Great, thank you for the question. I have two if I may. The first is given the fairly wide range of growth trends across your acquisition channels. Can you think about how much the new price increases played into some of those differences? For instance, is the last year pricing better among renewing customers that get relative to some of the first year new customers? And then should we see real estate revenue accelerate into the rest of the year given that I believe that some of the price increases in real estate didn't kick in until I think earlier this year? Thanks.

Rexford Tibbens

Management

Yeah, so in terms of real estate tenants - because it's usually tied to an existing home sales contract tends to be a little less price sensitive. And then - so it's just more about expanding into and deepening our relationships with our existing brokerage firms, adding some of the other leading brokerage firms taking a very analytical approach in terms of who we're targeting. And then for direct-to-consumer certainly, as others begin to follow the price increases, price becomes less of an issue from a competitive perspective. But we're continuing to monitor our - both the renewal channel as well as a direct-to-consumer channel and it has a model. So we're, we're pretty pleased with - given the increase in price relative to our ability to continue to sell we're pretty pleased with the results.

Michael Ng

Analyst · Goldman Sachs. Please proceed with your question.
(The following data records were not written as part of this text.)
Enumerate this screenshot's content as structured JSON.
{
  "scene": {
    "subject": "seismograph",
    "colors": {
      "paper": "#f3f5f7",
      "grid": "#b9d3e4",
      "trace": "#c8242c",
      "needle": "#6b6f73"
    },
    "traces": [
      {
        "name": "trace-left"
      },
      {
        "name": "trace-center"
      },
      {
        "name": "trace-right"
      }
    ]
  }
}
Great and a follow up, if I may, just on whether, should we see more normal weather this year in '19. Should that be helpful to claims costs given that 2018 saw such unusual weather? And could you just remind us, which were the months that were particularly hurtful to claims costs last year? Thanks.

Rexford Tibbens

Management

Well, certainly last year, we had a very cold winter and a very hot summer. So I would say that most of 2018 was tough. You think just to back October, October is one of the worst months we've had on record, right. So certainly as we - we're trying to - it's kind of joke with the heavy algorithm for weather, but that's something we're actually trying to develop. I think beyond a quarter it be tough to try to model the year, certainly, most weather services, I think, have difficulty doing that, beyond the kind of 90 day period, but that's something where we are looking at. And as whether gets better that's always a good a good thing for us and then we'll just continue to focus on process improvements and in running the business outside of weather.

Michael Ng

Analyst · Goldman Sachs. Please proceed with your question.

Great, thank you very much.

Rexford Tibbens

Management

Excellent.

Brian Turcotte

Management

Thank you.

Operator

Operator

Ladies and gentlemen, that concludes the question answer session. I will now turn the call back over to Rex Tibbens for some closing remarks.

Rexford Tibbens

Management

Thank you. Our vision for 2019 and beyond remains the same. We will continue to build a solid foundation to improve the customer experience, drive our financial performance and position us to continue to grow our core business and new on-demand services in 2020 and beyond. Unchanged with our plan is our obsession with taking the hassle out of owning the home for our customers. Thank you again and we look forward to updating you on our progress on our second quarter 2019 earnings conference call. Thank you.

Operator

Operator

Ladies and gentlemen, this does conclude today's teleconference. You may disconnect your lines at this time. Thank you for your participation and have a wonderful day.